Dov’è colui che è nato, il re dei Giudei? (Mt 2,2)

L’Epifania è la festa della rivelazione, della manifestazione di Dio a tutti gli uomini. Tutti sono chiamati alla salvezza, a fare esperienza dell’infinito amore di Dio per ciascuno.

L’episodio narrato dal brano evangelico viene presentato come il “racconto dei Magi”. In realtà è un racconto che intende esporre la storia della salvezza a partire da alcuni esempi tipici. Mentre i Giudei della capitale restano distratti e il re Erode trama segretamente di sopprimere il bambino, dei sapienti vengono dall’Oriente per rendere omaggio (“siamo venuti per adorarlo”) al neonato re dei Giudei. Il contrasto è violento e chiaramente intenzionale. Di fronte al Signore che viene, ciò che conta non è più il far parte di un popolo, o la cultura, o la prudenza umana. Conta la disponibilità della fede e l’attenzione ai segni dei tempi. Ma questo cambiamento non avviene senza profonde e drammatiche tensioni. Così, mentre i pagani prostratisi, adorarono il bambino, i rappresentanti del popolo ebraico invece tramano di ucciderlo.

Fin dalla sua nascita, Gesù è pietra di scandalo; già nelle vicende della natività si profila l’ombra della croce. Per fortuna c’è stato, allora come oggi, chi si è messo in cammino, chi ha cercato, chi è andato per tentativi, chi non si è arreso di fronte alle difficoltà. E la loro perseveranza li ha portati alla meta, all’incontro. L’incontro con un bambino e sua madre. Gesù, Signore e servo ad un tempo; l’onnipotenza di Dio nella figura impotente di un bambino; Dio come “Dio-per-noi”. Dio che si fa uomo perché noi uomini possiamo diventare come Dio. Tutto questo i Magi cercano in quella domanda: Dov’è colui che è nato, il re dei Giudei?
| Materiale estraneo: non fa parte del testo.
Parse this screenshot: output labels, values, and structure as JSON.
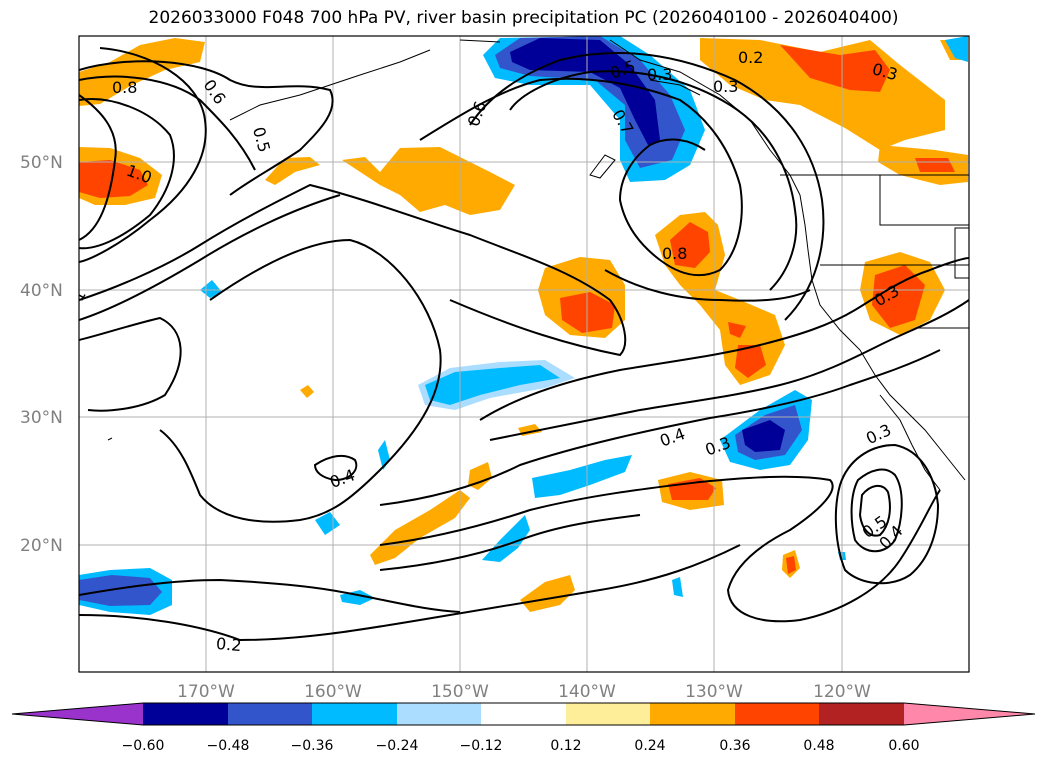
{
  "title": "2026033000 F048 700 hPa PV, river basin precipitation PC (2026040100 - 2026040400)",
  "map": {
    "lon_range": [
      -180,
      -110
    ],
    "lat_range": [
      10,
      60
    ],
    "lat_labels": [
      "50°N",
      "40°N",
      "30°N",
      "20°N"
    ],
    "lon_labels": [
      "170°W",
      "160°W",
      "150°W",
      "140°W",
      "130°W",
      "120°W"
    ]
  },
  "contour_labels": [
    "0.8",
    "0.6",
    "0.5",
    "1.0",
    "1",
    "0.6",
    "0.5",
    "0.3",
    "0.2",
    "0.3",
    "0.3",
    "0.7",
    "0.8",
    "0.3",
    "0.4",
    "0.3",
    "0.4",
    "0.3",
    "0.5",
    "0.4",
    "0.2"
  ],
  "colorbar": {
    "colors": [
      "#9933cc",
      "#000099",
      "#3355cc",
      "#00bbff",
      "#aaddff",
      "#ffffff",
      "#ffee99",
      "#ffaa00",
      "#ff4400",
      "#b22222",
      "#ff88aa"
    ],
    "ticks": [
      "−0.60",
      "−0.48",
      "−0.36",
      "−0.24",
      "−0.12",
      "0.12",
      "0.24",
      "0.36",
      "0.48",
      "0.60"
    ]
  }
}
Tu sei il Figlio mio, l’amato (Mc 1,11)

Gesù si è presentato ai suoi contemporanei, e oggi si presenta a noi, con un messaggio straordinario: la felicità e la vita sono per tutti. Ma chi è questo Gesù? Le letture di questa domenica intendono rispondere a questa domanda. San Marco ci racconta l’episodio del battesimo con questa intenzione: è la manifestazione di Gesù alle folle; meglio è la manifestazione della sua divinità.

Se San Pietro nel libro Atti degli Apostoli dirà che Gesù di Nazareth è passato “beneficando e risanando tutti coloro che stavano sotto il potere del diavolo, perché Dio era con lui” (Atti 10,38), il vangelo di questa domenica ci dice e impegna immensamente di più. Nell’episodio del battesimo infatti, Dio non si limita ad accreditare Gesù come suo profeta e a sostenerlo con la potenza dello Spirito. Va oltre: manifesta qualcosa del suo ineffabile mistero, proclama solennemente che Egli è il suo stesso Figlio. Il volto umano di Gesù nasconde e rivela una realtà divina. Gesù è il Figlio di Dio, che anima di amore ogni suo gesto di servizio. E nel Figlio anche noi siamo figli per adozione. Anche la nostra vita quindi, come la sua, dev’essere un servizio… nella carità. Perché anche noi in Gesù siamo gli “amati”.

Come per un papà e una mamma il loro amore non si divide ma si moltiplica per il numero dei figli, così è Dio per noi: ci ama, ciascuno, di un amore esclusivo, donando a noi il suo Spirito. Allora anche per noi i cieli si “squarciano”, si aprono e possiamo camminare con la certezza dell’infinito amore di Dio. Quell’amore che ci porta ad aprirci e a fare della nostra vita un dono.